Dear Mrs. Clinton
I congratulate you on your candidacy. It gives voters a choice. Many more choices are necessary if we are to maintain the mirage of democracy.
You have been admired for many years. No one can question your dedication to hard work.
This is turning out to be a fascinating campaign season. Meantime, there are questions about the advice you are receiving about your campaign strategy. In your first TV spot you threw your grandparents under the campaign bus.
Your harsh criticism of them left many wondering. You not only alienated an entire class of grandparents, but also the dead. And we know that after every election there are assertions about the dead voting. All family matters are private and should be off limits in any political campaign.
The question about your use of personal E-Mail for official government correspondence is leading headline news that just won't go away. Seems like you have painted yourself in to a corner. You are now between Iraq and a hard drive. But let's face it, the E-Mail conundrum is not the worst thing a public official has ever done. It all depends on the meaning of the words 'Top Secret'.
About your vote for the war. That is a major problem. Voting for an unnecessary war is the most serious mistake an elected official can make. You have admitted that it was a mistake. You based your vote on erroneous information. Millions of ordinary citizens knew that the info being released was false. How could you not know?
This brings up the one question I have. Since you now know that the war was wrong, what action will you take to secure reparations for Iraq? This is sort of the china shop argument. Since the USA broke it, we should pay to fix it. What is our responsibility, not only under International Law, but more importantly under universally held Humanitarian Principles?
Millions of innocent Iraqi citizens were killed because of the illegal US invasion and occupation. 500,000 Iraqi children died as a result of US imposed sanctions.
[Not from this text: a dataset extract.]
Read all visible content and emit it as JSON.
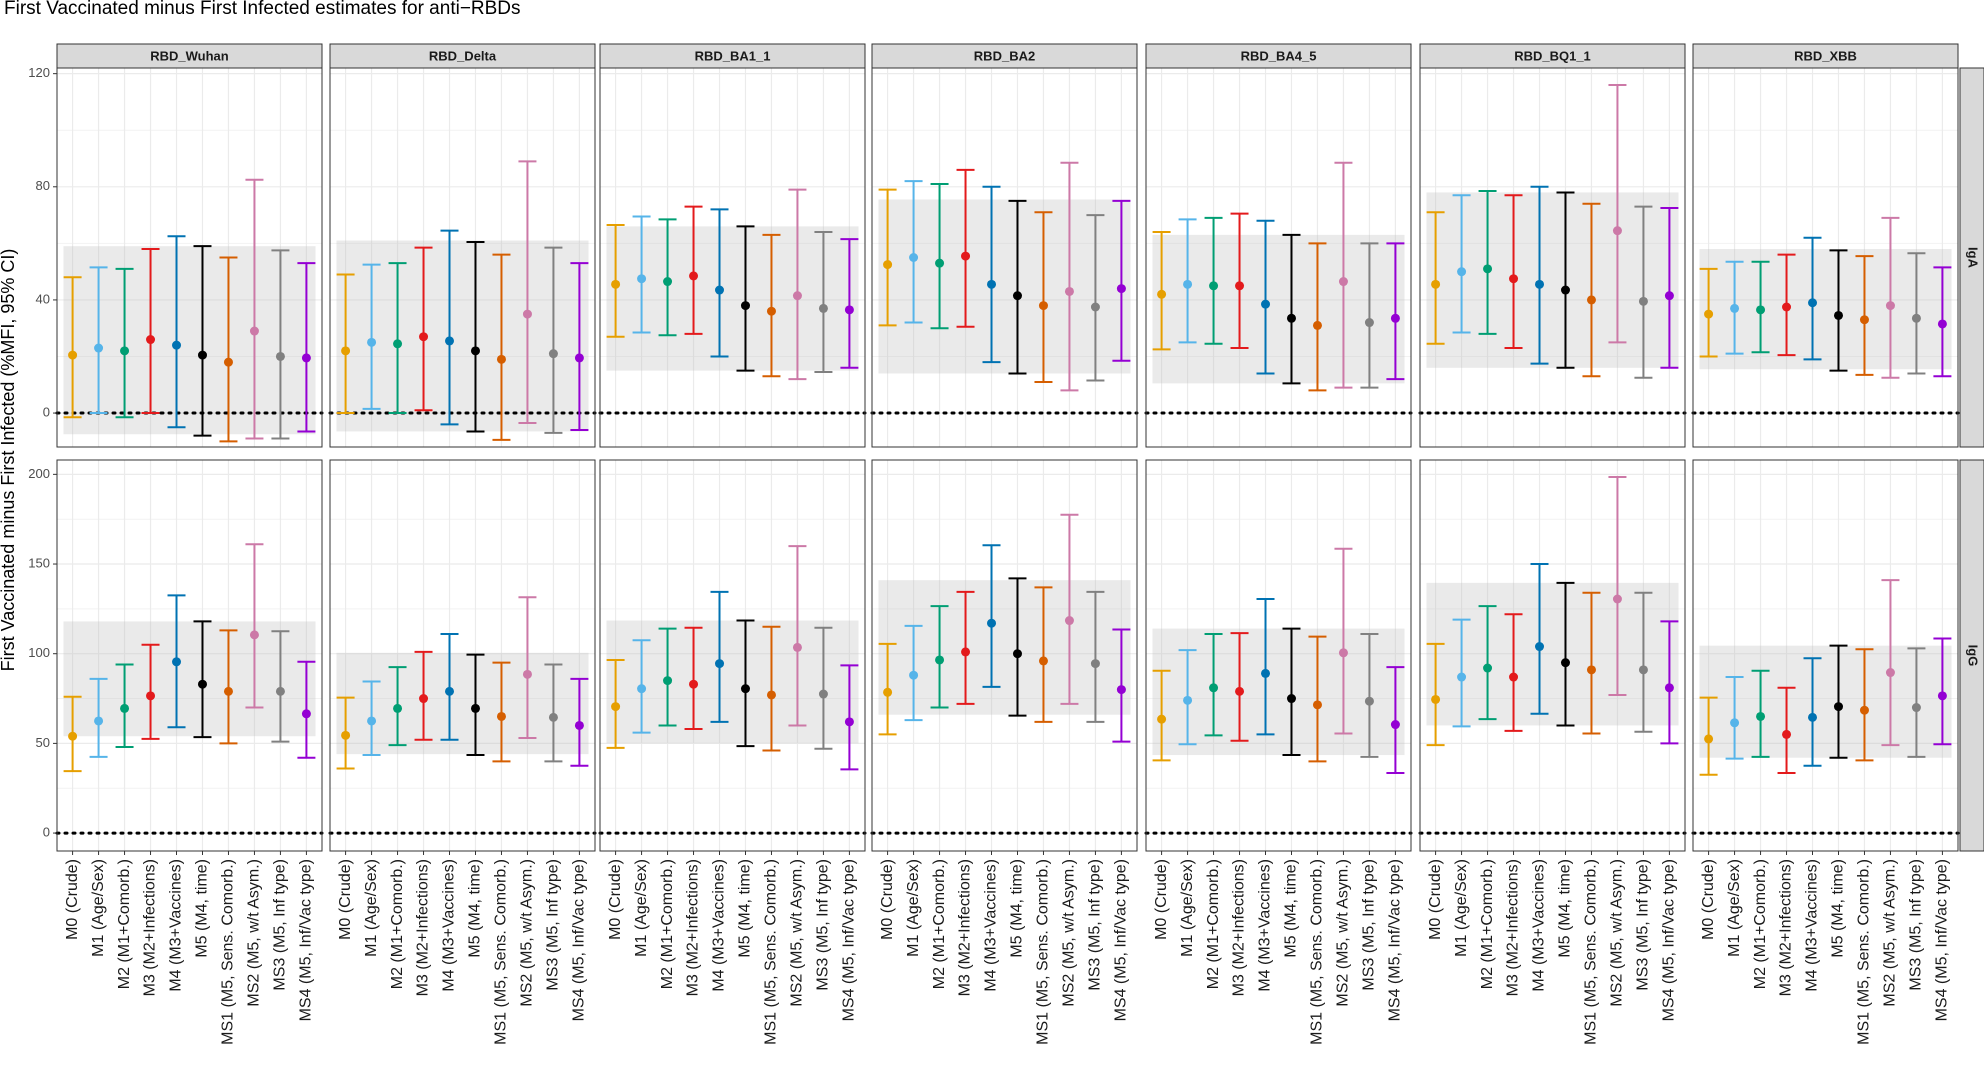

The official position was 'that we think the price was worth it' - as stated by Madeleine Albright. The war crimes and crimes against humanity, which resulted from your vote - and the votes of many others -, cannot be ignored. History will remember. Voters will remember. Everyone, for generations to come, will know how you voted.
If you are elected president, what action will you take to compensate for the destruction of Iraq and the deaths of the civilians? Do you support reparations for Iraq?
Your answer, or the lack of an answer, will give voters a clue to your sense of justice.